If you added a new member to your pack and are looking for tips for training your hunting dog our very own Forrest Parker has some world-class advice for you. When Forrest isn’t being the champion of our conservation mission and leading our communications teams, he can often be found on the in the mountains working his dogs, and training some world-class big game hounds.
The most important thing to keep in mind when training your dog is your ‘why’ as Forrest alludes to “I train for one reason. I love the team, the journey, and challenges of helping a dog develop into what it loves doing. I just want to be a team-mate and help provide the opportunities for success and be there to provide trusted support when needed. Just like you would expect from your own friend.”
Here are 5 more tips from Forrest that will help you get on the fast track to training a world-class hunting dog.
1. Take Advice With A Grain of Salt
Leave the peer pressure behind! We all have mentors, coaches, and varying resources we tap for help. That’s exactly what one should do to be great. Learn, test, adapt. However, peer influence/judgement is also the most common problem, especially with big-game hounds, that I have experienced. The dog always suffers, as the driving forces are other‘s opinions or expectations and not the individual development needs of the animal. Far too many folks react out of emotion or set false expectations in an effort to satisfy the judgment of someone else. Who cares what anyone thinks about your style or your motivations. Do you and make sure your doing it for the reasons that bring you joy and are in the best interest of your companion. If you are in it to impress others, then get into people training. It’s unfair to the dog.

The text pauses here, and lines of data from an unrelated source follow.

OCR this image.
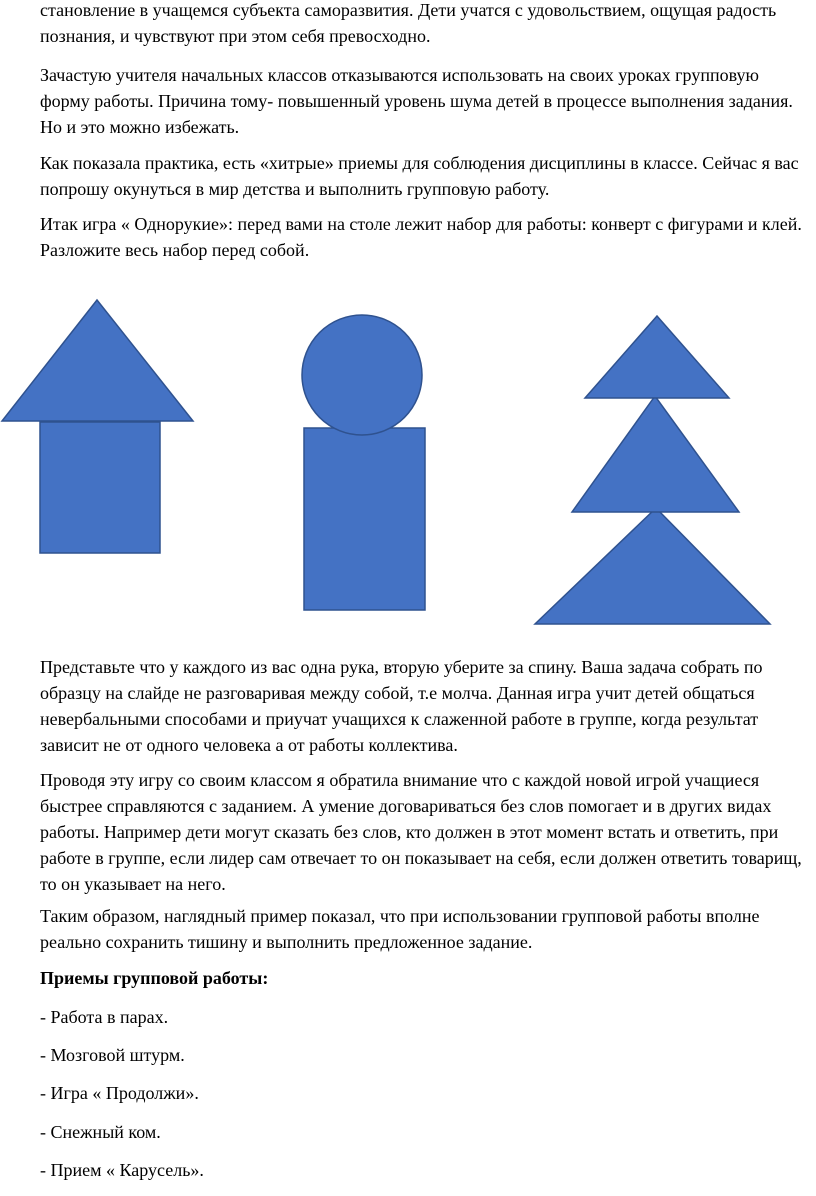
становление в учащемся субъекта саморазвития. Дети учатся с удовольствием, ощущая радость познания, и чувствуют при этом себя превосходно.

Зачастую учителя начальных классов отказываются использовать на своих уроках групповую форму работы. Причина тому- повышенный уровень шума детей в процессе выполнения задания. Но и это можно избежать.

Как показала практика, есть «хитрые» приемы для соблюдения дисциплины в классе. Сейчас я вас попрошу окунуться в мир детства и выполнить групповую работу.

Итак игра « Однорукие»: перед вами на столе лежит набор для работы: конверт с фигурами и клей. Разложите весь набор перед собой.

Представьте что у каждого из вас одна рука, вторую уберите за спину. Ваша задача собрать по образцу на слайде не разговаривая между собой, т.е молча. Данная игра учит детей общаться невербальными способами и приучат учащихся к слаженной работе в группе, когда результат зависит не от одного человека а от работы коллектива.

Проводя эту игру со своим классом я обратила внимание что с каждой новой игрой учащиеся быстрее справляются с заданием. А умение договариваться без слов помогает и в других видах работы. Например дети могут сказать без слов, кто должен в этот момент встать и ответить, при работе в группе, если лидер сам отвечает то он показывает на себя, если должен ответить товарищ, то он указывает на него.

Таким образом, наглядный пример показал, что при использовании групповой работы вполне реально сохранить тишину и выполнить предложенное задание.

Приемы групповой работы:

- Работа в парах.

- Мозговой штурм.

- Игра « Продолжи».

- Снежный ком.

- Прием « Карусель».
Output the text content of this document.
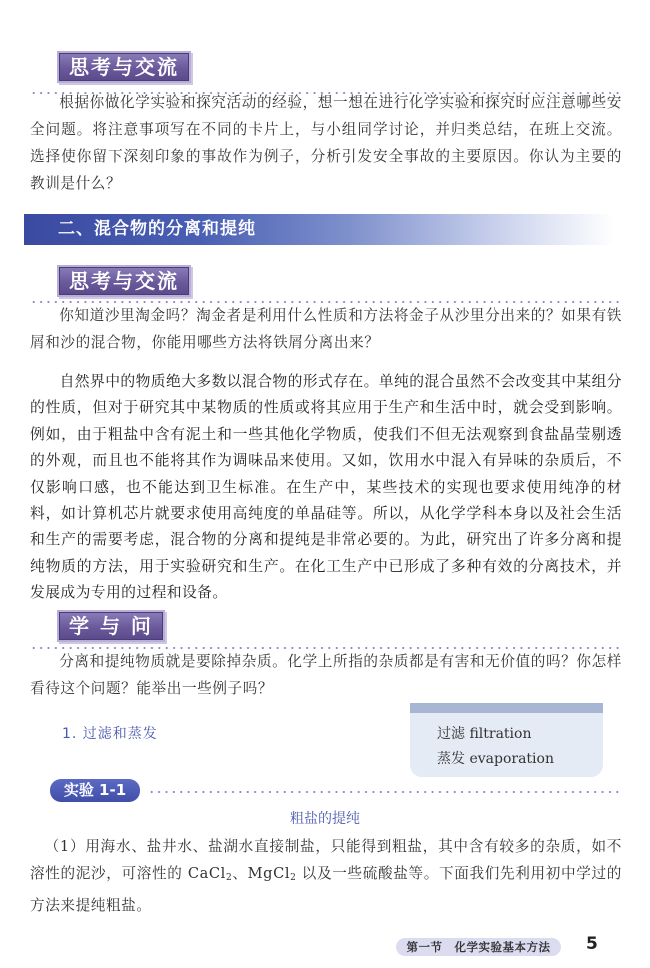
思考与交流
根据你做化学实验和探究活动的经验，想一想在进行化学实验和探究时应注意哪些安全问题。将注意事项写在不同的卡片上，与小组同学讨论，并归类总结，在班上交流。选择使你留下深刻印象的事故作为例子，分析引发安全事故的主要原因。你认为主要的教训是什么？
二、混合物的分离和提纯
思考与交流
你知道沙里淘金吗？淘金者是利用什么性质和方法将金子从沙里分出来的？如果有铁屑和沙的混合物，你能用哪些方法将铁屑分离出来？
自然界中的物质绝大多数以混合物的形式存在。单纯的混合虽然不会改变其中某组分的性质，但对于研究其中某物质的性质或将其应用于生产和生活中时，就会受到影响。例如，由于粗盐中含有泥土和一些其他化学物质，使我们不但无法观察到食盐晶莹剔透的外观，而且也不能将其作为调味品来使用。又如，饮用水中混入有异味的杂质后，不仅影响口感，也不能达到卫生标准。在生产中，某些技术的实现也要求使用纯净的材料，如计算机芯片就要求使用高纯度的单晶硅等。所以，从化学学科本身以及社会生活和生产的需要考虑，混合物的分离和提纯是非常必要的。为此，研究出了许多分离和提纯物质的方法，用于实验研究和生产。在化工生产中已形成了多种有效的分离技术，并发展成为专用的过程和设备。
学 与 问
分离和提纯物质就是要除掉杂质。化学上所指的杂质都是有害和无价值的吗？你怎样看待这个问题？能举出一些例子吗？
1. 过滤和蒸发	过滤 filtration
蒸发 evaporation
实验 1-1
粗盐的提纯
（1）用海水、盐井水、盐湖水直接制盐，只能得到粗盐，其中含有较多的杂质，如不溶性的泥沙，可溶性的 CaCl$_2$、MgCl$_2$ 以及一些硫酸盐等。下面我们先利用初中学过的方法来提纯粗盐。
第一节　化学实验基本方法	5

2. Welcome The Mistakes – For You & Your Dog
I see so many people who get all flustered and even embarrassed if their dog makes a mistake. Most often, they never think back to all the evenings that they didn’t choose to spend with their dog, or the weekends they had little League games. They simply expect the animal to be what they want it to be. You get what you put into it and I truly feel that the only real deciding factor in ones success is the amount of time they spend with a dog. It is always more relevant than any trick or tactic and it shows, every time. The more mistakes I can expose, the more opportunity I have to help my pal through those.
3. Don’t Forget to Celebrate Your Wins
Just like any working environment, if no one celebrates the wins and only acknowledges the failures…well, no one is gonna want to come to work, for fear of failure is the promoted form of self preservation. You will find that with dogs, setting them up for wins will equal much more progress than only correcting the mistakes. The more they win, the more they want to make those coinciding choices…again.
4. Start With The Work At Home
I see so many folks that take a puppy into the field for the first time and when they call it’s name, it doesn’t come. They look around at their friends and almost every time, start getting frustrated, make bad decisions based on emotions, and expect the dog to read their mind. If you haven’t taught the dog a command at home, in a more controlled environment, don’t expect them to naturally under pressures that you haven’t exposed them to yet. Just because you can afford an e-collar system, doesn’t mean that the dog knows what your asking; that’s your job.